It was a massive 39-point swing.


As the media consultant and pollster navigating the independent campaign for Pellegrino run by New York State United Teachers (NYSUT), one of the nation’s most formidable labor organizations, we found many insiders skeptical an upset was possible.

But bolstered by progressive enthusiasm and Republican disaffection, we helped deliver the largest swing district victory for Democrats under Trump to date.

The dynamics of this race offered some advantages, but many challenges. It was an open-seat special election with low anticipated turnout. Compared to the high-profile congressional special elections in Montana and Georgia, our efforts were under-the-radar. We had sufficient funding to communicate and compete, but faced a conservative opponent with few known vulnerabilities and no real track record to challenge.

The Republicans had picked their own outsider and he was, for the most part, a clean slate. Further, voter attitudes toward Trump were divided. A significant portion of Pellegrino’s vote ultimately came from those who still held somewhat favorable views of the president, including working-class voters from all parties.

So what strategies led to such a resounding turnaround?

  1. Motivating less-likely Democratic voters while persuading independents and soft Republicans (especially women) are not conflicting goals. We did both, aggressively imploring Democrats to send a message in Trump’s backyard, while talking to all voters about issues that transcend partisan politics. Pellegrino’s record of activism as a mother and a public-school teacher aligned her priorities with those of this solidly middle-class, suburban district. We told her story in a way that allowed voters to connect with her life experience and accomplishments.

  1. Connecting with working-class values matters, especially on issues that are local and granular. We must be powerful champions for solutions to the problems that threaten our communities, from opioid addiction to environmental threats to our water and air to corrosive political corruption. These problems cross party lines, harm all taxpayers, and undermine confidence in government. 

  1. Challenging a rigged system can build broad coalitions for progressives. Voters from across the political spectrum see the super-wealthy, big corporations and polluters, and special interests like charter school backers as receiving special favors from politicians and in need of a check. We didn’t hide Christine’s progressive views but rather leaned into them to frame the choice.

  1. Breaking down the silos of messaging. We ensured that what voters saw in mailboxes and in our digital program linked with what we were saying on the doors and on the phones. Too often, these different voter communications tools are seen as separate departments and through completely different lenses. The power of reinforcement matters, especially with turning out infrequent voters.

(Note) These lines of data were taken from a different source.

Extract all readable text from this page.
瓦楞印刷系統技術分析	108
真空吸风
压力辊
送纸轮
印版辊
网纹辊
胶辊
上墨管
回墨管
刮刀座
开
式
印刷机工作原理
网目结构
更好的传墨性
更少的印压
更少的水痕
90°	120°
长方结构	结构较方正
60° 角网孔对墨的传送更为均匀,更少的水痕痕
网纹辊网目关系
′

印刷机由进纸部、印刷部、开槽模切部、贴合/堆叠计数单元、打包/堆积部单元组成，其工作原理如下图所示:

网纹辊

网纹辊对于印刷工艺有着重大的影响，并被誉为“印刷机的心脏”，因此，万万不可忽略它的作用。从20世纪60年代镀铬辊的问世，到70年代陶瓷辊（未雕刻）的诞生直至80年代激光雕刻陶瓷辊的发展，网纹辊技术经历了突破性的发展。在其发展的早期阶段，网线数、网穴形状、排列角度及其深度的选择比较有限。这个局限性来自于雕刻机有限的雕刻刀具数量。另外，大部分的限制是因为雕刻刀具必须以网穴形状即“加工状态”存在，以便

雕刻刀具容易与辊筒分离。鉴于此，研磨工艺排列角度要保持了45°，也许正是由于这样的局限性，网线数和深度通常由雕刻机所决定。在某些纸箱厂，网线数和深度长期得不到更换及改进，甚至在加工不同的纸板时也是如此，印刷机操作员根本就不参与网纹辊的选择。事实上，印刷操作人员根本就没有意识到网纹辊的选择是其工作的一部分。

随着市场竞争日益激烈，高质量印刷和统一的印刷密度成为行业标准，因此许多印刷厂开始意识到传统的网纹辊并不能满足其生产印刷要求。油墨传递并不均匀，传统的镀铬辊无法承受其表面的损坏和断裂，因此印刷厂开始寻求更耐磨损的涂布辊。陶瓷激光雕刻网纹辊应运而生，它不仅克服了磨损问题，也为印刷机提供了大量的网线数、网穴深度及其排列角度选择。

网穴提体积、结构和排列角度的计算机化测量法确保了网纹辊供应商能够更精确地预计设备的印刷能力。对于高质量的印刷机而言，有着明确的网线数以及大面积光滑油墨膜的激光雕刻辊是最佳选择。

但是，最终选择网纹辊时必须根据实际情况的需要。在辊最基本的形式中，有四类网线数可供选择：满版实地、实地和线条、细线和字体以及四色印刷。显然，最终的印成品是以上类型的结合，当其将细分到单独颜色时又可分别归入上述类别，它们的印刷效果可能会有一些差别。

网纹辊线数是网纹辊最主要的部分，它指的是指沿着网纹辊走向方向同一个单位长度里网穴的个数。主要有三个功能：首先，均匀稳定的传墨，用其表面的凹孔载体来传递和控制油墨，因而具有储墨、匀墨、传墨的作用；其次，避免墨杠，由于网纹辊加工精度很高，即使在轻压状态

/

Our strategies were not revolutionary in and of themselves. But we approached message development and campaign planning with a fresh perspective and most importantly, a belief we could win.

Democrats are at their lowest point nationally in decades — but the 2018 midterms present an opportunity to expand the playing field and get back in the game.

If a thunderbolt of resistance can strike a district like this one, the change America needs can be won.

Matthew Rey is a partner at Red Horse Strategies, a Democratic campaign consulting firm and served as the media consultant for the New York State United Teachers Independent Expenditure campaign for Pellegrino. Ben Tulchin, president of Tulchin Research, and Ben Krompak vice president of Tulchin Research, served as the pollsters for Bernie Sanders' 2016 presidential campaign.